Dr. Joseph W. Daniels is Lead Pastor at Emory United Methodist Church in Washington, DC, and the founder of the Emory Beacon of Light, Inc., the mission arm of The Emory Fellowship. Daniels was Pastor Daniels was a cofounder and cochair of Washington Interfaith Network, a social justice organization in the District of Columbia and is a former district superintendent. He teaches at Wesley Theological Seminary and his books include Connecting for a Change: How to Engage People, Churches, and Partners to Inspire Hope in Your Community (Abingdon, 2019) with Christie Latona, available at Cokesbury and Amazon; Walking with Nehemiah (Abingdon, 2014); and The Power of REAL (Not Just A Curtain Puller, 2011).
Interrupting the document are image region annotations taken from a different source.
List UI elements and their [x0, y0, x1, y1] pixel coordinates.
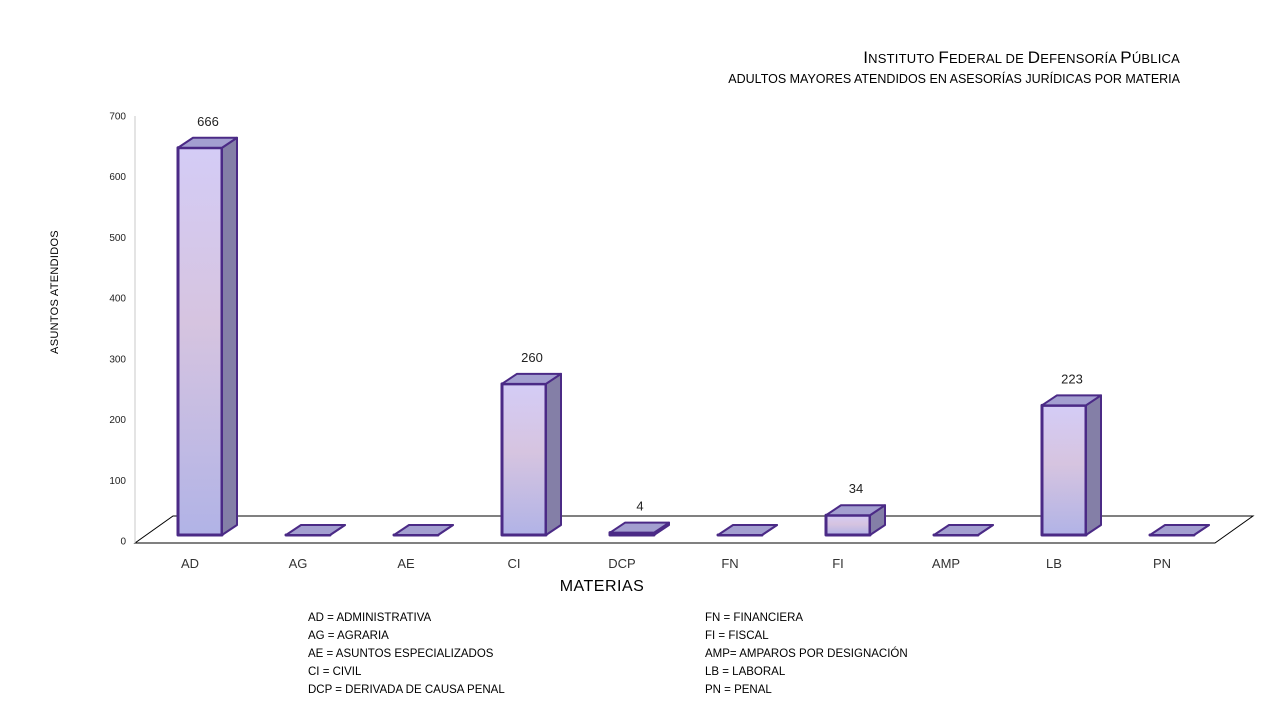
bar-dcp	[608, 521, 670, 537]
bar-ci	[500, 372, 562, 537]
legend-left: AD = ADMINISTRATIVA AG = AGRARIA AE = AS…	[308, 609, 505, 699]
bar-front	[1040, 403, 1088, 537]
y-tick-label: 500	[109, 233, 126, 244]
y-tick-label: 300	[109, 354, 126, 365]
y-tick-label: 400	[109, 294, 126, 305]
y-tick-label: 600	[109, 172, 126, 183]
x-axis-label: MATERIAS	[559, 578, 645, 595]
bar-top	[1149, 524, 1210, 536]
bar-fi	[824, 504, 886, 537]
bar-top	[609, 521, 670, 534]
x-tick-label-ci: CI	[508, 556, 521, 571]
legend-item: AMP= AMPAROS POR DESIGNACIÓN	[705, 648, 908, 660]
y-axis-label: ASUNTOS ATENDIDOS	[49, 230, 61, 354]
bar-top	[825, 504, 886, 517]
x-tick-label-ad: AD	[181, 556, 199, 571]
x-tick-label-lb: LB	[1046, 556, 1062, 571]
bar-front	[500, 382, 548, 537]
data-label-lb: 223	[1061, 371, 1083, 386]
bar-top	[717, 524, 778, 536]
x-tick-label-fn: FN	[721, 556, 738, 571]
y-tick-label: 200	[109, 415, 126, 426]
legend-item: PN = PENAL	[705, 684, 772, 696]
bar-front	[824, 513, 872, 537]
bar-front	[176, 146, 224, 537]
legend-item: LB = LABORAL	[705, 666, 786, 678]
x-tick-label-fi: FI	[832, 556, 844, 571]
legend-item: AD = ADMINISTRATIVA	[308, 612, 432, 624]
legend-item: AE = ASUNTOS ESPECIALIZADOS	[308, 648, 494, 660]
legend-item: FI = FISCAL	[705, 630, 769, 642]
x-tick-label-ae: AE	[397, 556, 415, 571]
bar-top	[285, 524, 346, 536]
bar-top	[1041, 394, 1102, 407]
bar-side	[1085, 394, 1102, 536]
bar-top	[933, 524, 994, 536]
chart-subtitle: ADULTOS MAYORES ATENDIDOS EN ASESORÍAS J…	[728, 72, 1180, 86]
bar-lb	[1040, 394, 1102, 537]
legend-item: CI = CIVIL	[308, 666, 362, 678]
data-label-ad: 666	[197, 114, 219, 129]
bar-fn	[716, 524, 778, 537]
x-tick-label-dcp: DCP	[608, 556, 635, 571]
bar-side	[221, 136, 238, 536]
legend-item: DCP = DERIVADA DE CAUSA PENAL	[308, 684, 505, 696]
y-tick-label: 0	[120, 537, 126, 548]
y-tick-label: 700	[109, 112, 126, 123]
chart-title-block: Instituto Federal de Defensoría Pública …	[728, 48, 1180, 86]
bar-top	[393, 524, 454, 536]
legend-right: FN = FINANCIERA FI = FISCAL AMP= AMPAROS…	[705, 609, 908, 699]
bar-top	[501, 372, 562, 385]
data-label-ci: 260	[521, 350, 543, 365]
bar-side	[545, 372, 562, 536]
legend-item: FN = FINANCIERA	[705, 612, 804, 624]
bar-amp	[932, 524, 994, 537]
bar-ag	[284, 524, 346, 537]
data-label-dcp: 4	[636, 499, 643, 514]
x-tick-label-ag: AG	[289, 556, 308, 571]
chart-title: Instituto Federal de Defensoría Pública	[863, 48, 1180, 67]
data-label-fi: 34	[849, 481, 863, 496]
x-tick-label-amp: AMP	[932, 556, 960, 571]
legend-item: AG = AGRARIA	[308, 630, 389, 642]
bar-top	[177, 136, 238, 149]
x-tick-label-pn: PN	[1153, 556, 1171, 571]
y-tick-label: 100	[109, 476, 126, 487]
bar-ae	[392, 524, 454, 537]
bar-ad	[176, 136, 238, 537]
bar-pn	[1148, 524, 1210, 537]
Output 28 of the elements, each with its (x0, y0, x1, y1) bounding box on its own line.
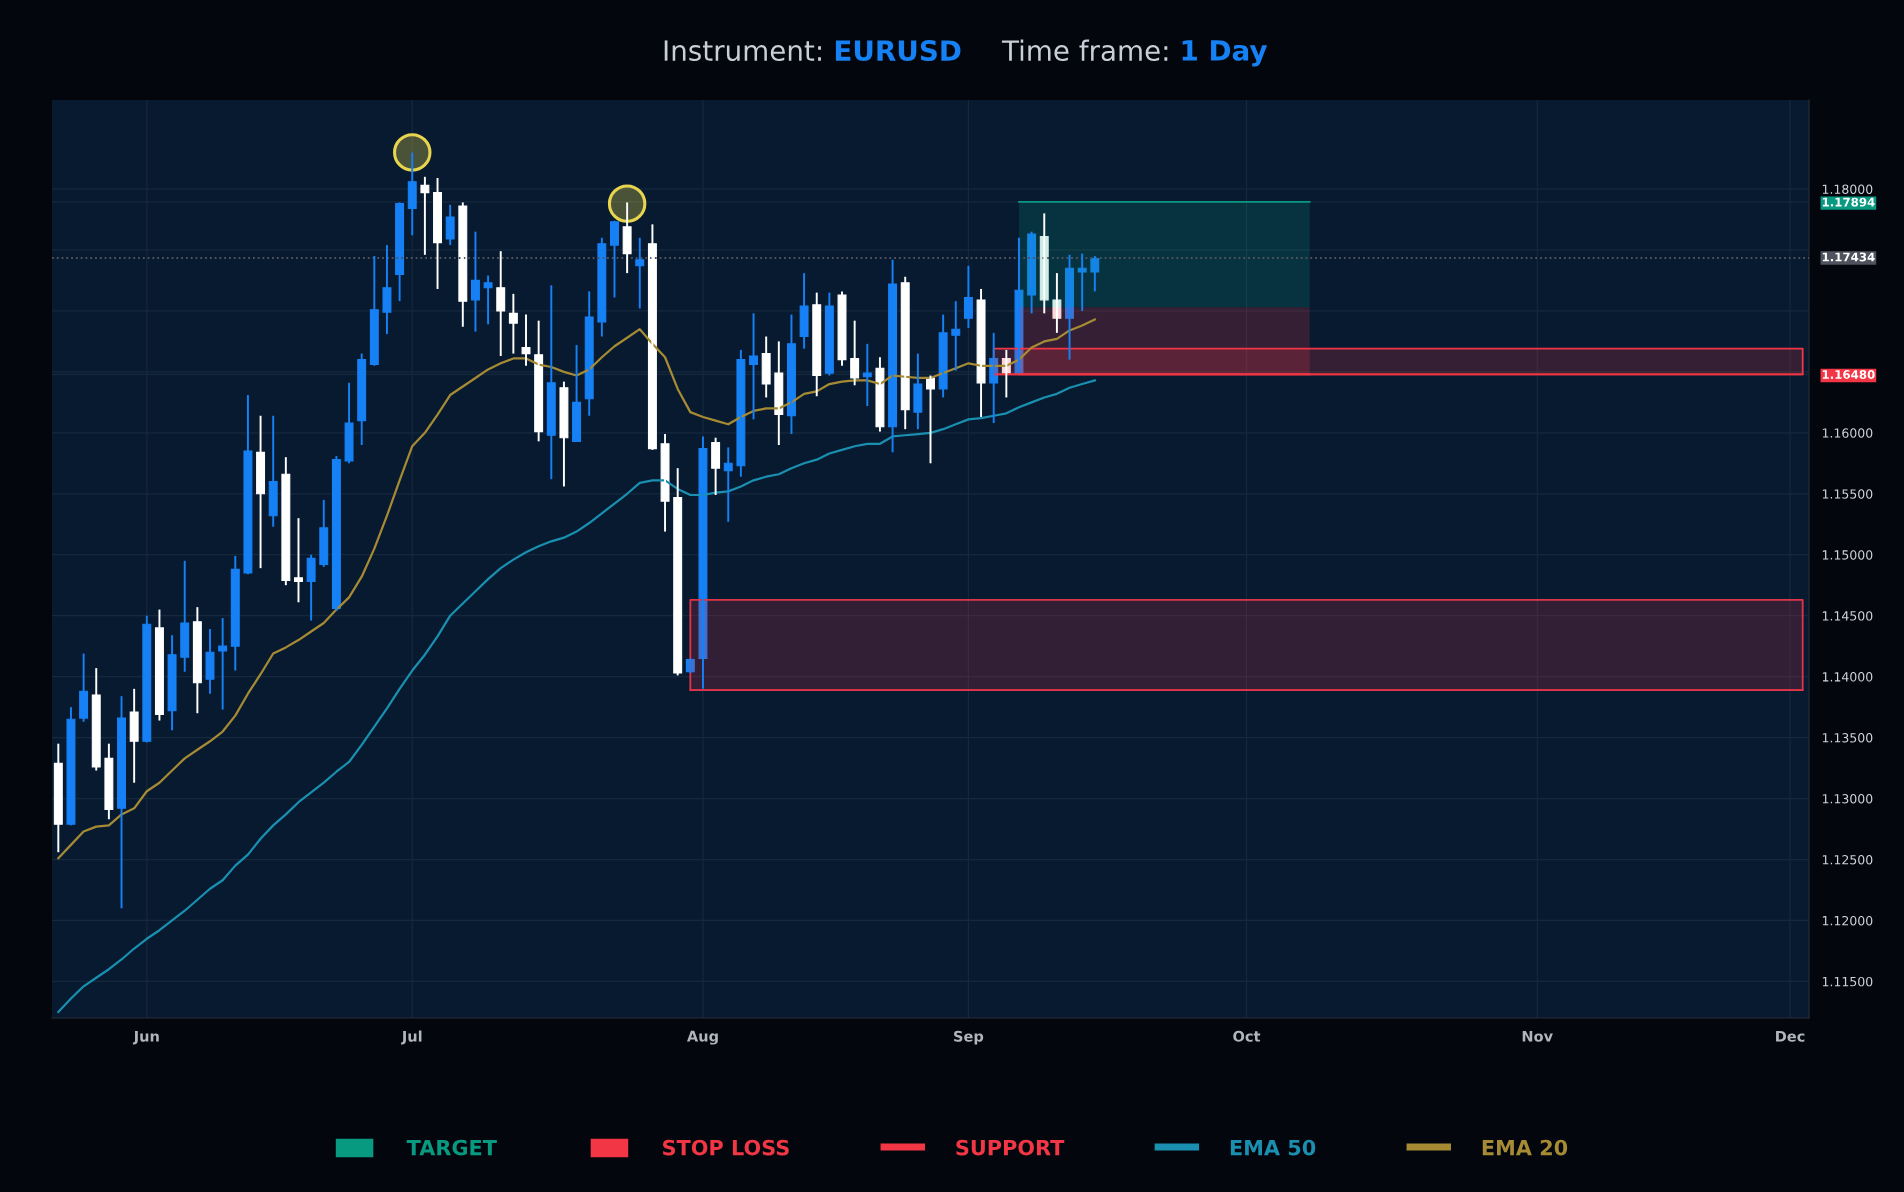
x-tick-label: Nov (1522, 1030, 1553, 1042)
x-tick-label: Oct (1233, 1030, 1261, 1042)
x-tick-label: Dec (1776, 1030, 1805, 1042)
y-tick-label: 1.14000 (1822, 672, 1873, 682)
y-tick-label: 1.15500 (1822, 489, 1873, 499)
y-tick-label: 1.15000 (1822, 550, 1873, 560)
x-tick-label: Jul (401, 1030, 422, 1045)
x-tick-label: Aug (686, 1030, 718, 1045)
y-tick-label: 1.16000 (1822, 428, 1873, 438)
chart-title: Instrument: EURUSD (664, 40, 961, 62)
legend-label: EMA 50 (1230, 1139, 1316, 1156)
legend-label: SUPPORT (956, 1139, 1065, 1156)
y-tick-label: 1.13500 (1822, 733, 1873, 743)
y-tick-label: 1.16480 (1822, 370, 1875, 379)
y-tick-label: 1.14500 (1822, 611, 1873, 621)
y-tick-label: 1.17894 (1822, 197, 1875, 207)
x-tick-label: Sep (954, 1030, 984, 1045)
legend-label: STOP LOSS (663, 1139, 789, 1156)
legend-label: TARGET (406, 1139, 497, 1156)
y-tick-label: 1.12000 (1822, 915, 1873, 926)
ref-line-label: 1.17434 (1822, 252, 1875, 262)
y-tick-label: 1.12500 (1822, 854, 1873, 865)
legend-label: EMA 20 (1482, 1139, 1568, 1156)
y-tick-label: 1.18000 (1822, 184, 1873, 194)
x-tick-label: Jun (132, 1030, 159, 1045)
chart-subtitle: Time frame: 1 Day (1001, 39, 1268, 67)
y-tick-label: 1.11500 (1822, 976, 1873, 987)
y-tick-label: 1.13000 (1822, 794, 1873, 804)
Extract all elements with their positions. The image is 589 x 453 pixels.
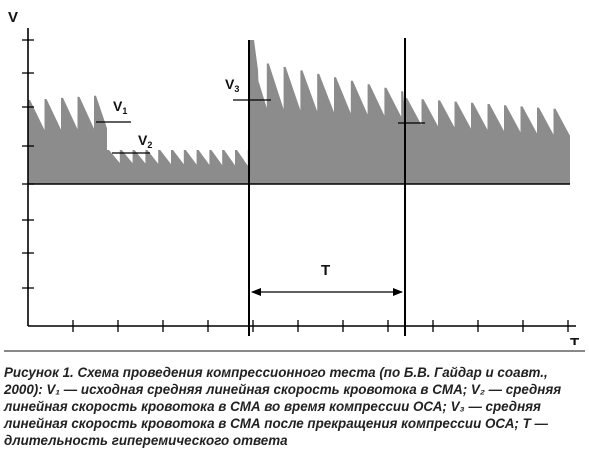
v1-label: V1 [113, 98, 127, 116]
x-axis-label: T [570, 335, 579, 345]
figure-caption: Рисунок 1. Схема проведения компрессионн… [4, 350, 585, 450]
v2-label: V2 [138, 132, 152, 150]
compression-test-diagram: V T V1 V2 V3 T [8, 9, 579, 345]
duration-label: T [321, 262, 330, 279]
v3-label: V3 [225, 76, 239, 94]
y-axis-label: V [8, 9, 18, 26]
doppler-signal-envelope [28, 60, 570, 184]
y-axis-ticks [22, 39, 34, 289]
hyperemia-peak [250, 40, 262, 184]
x-axis-ticks [72, 320, 569, 332]
duration-arrow [251, 288, 403, 296]
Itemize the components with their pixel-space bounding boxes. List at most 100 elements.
Rev. Dr. F. Douglas Powe, Jr.

F. Douglas Powe, Jr., is director of the Lewis Center for Church Leadership and holds the James C. Logan Chair in Evangelism (an E. Stanley Jones Professorship) at Wesley Theological Seminary in Washington, DC. He is also co-editor with Jessica Anschutz of Healing Fractured Communities (Palmetto, 2024) and coauthor with Lovett H. Weems Jr. of Sustaining While Disrupting: The Challenge of Congregational Innovation (Fortress, 2022). His previous books include The Adept Church: Navigating Between a Rock and a Hard Place (Abingdon Press, 2020); Not Safe for Church: Ten Commandments for Reaching New Generations; New Wine, New Wineskins: How African American Congregations Can Reach New Generations; Transforming Evangelism: The Wesleyan Way of Sharing Faith; and Transforming Community: The Wesleyan Way to Missional Congregations.